I. La négation de la nature répressive de la cotisation

A. Le critère du fait générateur de la contribution

Le Conseil souligne que le fait générateur de la cotisation se situe à la date d’expiration du délai imparti pour réaliser les investissements. Cette obligation de paiement naît directement de la loi, sans qu’une intervention préalable de l’administration ne soit nécessaire pour constater un quelconque délit. Le texte précise que la cotisation « doit être acquittée de façon spontanée, en même temps que le dépôt de la déclaration relative à la participation ». Cette modalité de paiement automatique rapproche la mesure d’une imposition de nature fiscale plutôt que d’une peine prononcée par une autorité judiciaire.

B. L’absence de finalité punitive identifiée par le juge

Le juge constitutionnel considère que le législateur a entendu développer l’effort de construction sans pour autant vouloir punir les employeurs concernés par la mesure. La décision énonce clairement que la « cotisation ne constitue pas une sanction ayant le caractère d’une punition au sens de l’article 8 ». Cette qualification repose sur l’idée que le prélèvement compense simplement l’absence d’investissement direct dans le secteur du logement social par les entreprises. Dès lors que la finalité n’est pas répressive, le régime juridique protecteur attaché aux sanctions administratives ou pénales ne peut pas être utilement invoqué.

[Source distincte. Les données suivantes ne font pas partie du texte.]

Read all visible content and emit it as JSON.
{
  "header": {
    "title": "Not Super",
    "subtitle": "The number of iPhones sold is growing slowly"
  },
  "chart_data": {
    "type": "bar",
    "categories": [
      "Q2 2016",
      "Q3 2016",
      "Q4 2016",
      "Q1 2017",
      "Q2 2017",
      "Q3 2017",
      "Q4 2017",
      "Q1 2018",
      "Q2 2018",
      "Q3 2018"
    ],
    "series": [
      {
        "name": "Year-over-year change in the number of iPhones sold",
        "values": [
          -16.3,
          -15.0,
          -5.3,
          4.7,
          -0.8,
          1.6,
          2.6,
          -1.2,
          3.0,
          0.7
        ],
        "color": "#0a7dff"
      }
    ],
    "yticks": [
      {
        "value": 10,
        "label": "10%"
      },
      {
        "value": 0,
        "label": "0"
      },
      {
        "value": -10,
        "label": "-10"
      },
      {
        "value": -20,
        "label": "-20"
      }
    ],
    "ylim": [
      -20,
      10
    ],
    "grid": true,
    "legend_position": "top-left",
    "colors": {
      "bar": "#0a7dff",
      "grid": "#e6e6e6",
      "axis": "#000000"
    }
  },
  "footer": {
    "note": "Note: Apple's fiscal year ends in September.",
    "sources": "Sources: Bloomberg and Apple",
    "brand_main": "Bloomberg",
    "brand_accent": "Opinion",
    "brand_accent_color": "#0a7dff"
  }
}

II. L’inopérance des griefs fondés sur la Déclaration de 1789

A. Le rejet du contrôle de nécessité et de proportionnalité

L’article 8 de la Déclaration des droits de l’homme ne s’applique qu’aux peines et aux sanctions présentant un véritable caractère de punition. Puisque la cotisation de 2 % échappe à cette qualification, les arguments relatifs à la disproportion de la mesure sont jugés inopérants par le Conseil. Les requérantes ne peuvent donc pas contester le montant de la cotisation en se fondant sur les exigences constitutionnelles propres au droit répressif. Le juge refuse d’étendre les garanties de la procédure pénale à un mécanisme qu’il range dans la catégorie des charges publiques de nature fiscale.

B. La validation de la conformité aux charges publiques

Après avoir écarté les griefs pénaux, le Conseil vérifie si la disposition méconnaît l’égalité devant les charges publiques ou d’autres libertés garanties. Il conclut que l’article 235 bis du code général des impôts est conforme à la Constitution, ne trouvant aucun autre motif d’inconstitutionnalité. Cette décision confirme la marge de manœuvre du législateur pour organiser le financement du logement social par le biais de contributions patronales obligatoires. Le dispositif législatif demeure valide dans son ensemble, car il respecte les principes fondamentaux régissant l’établissement des impositions de toute nature par la loi.

Source : Cour de cassation – Base Open Data « Judilibre » & « Légifrance ».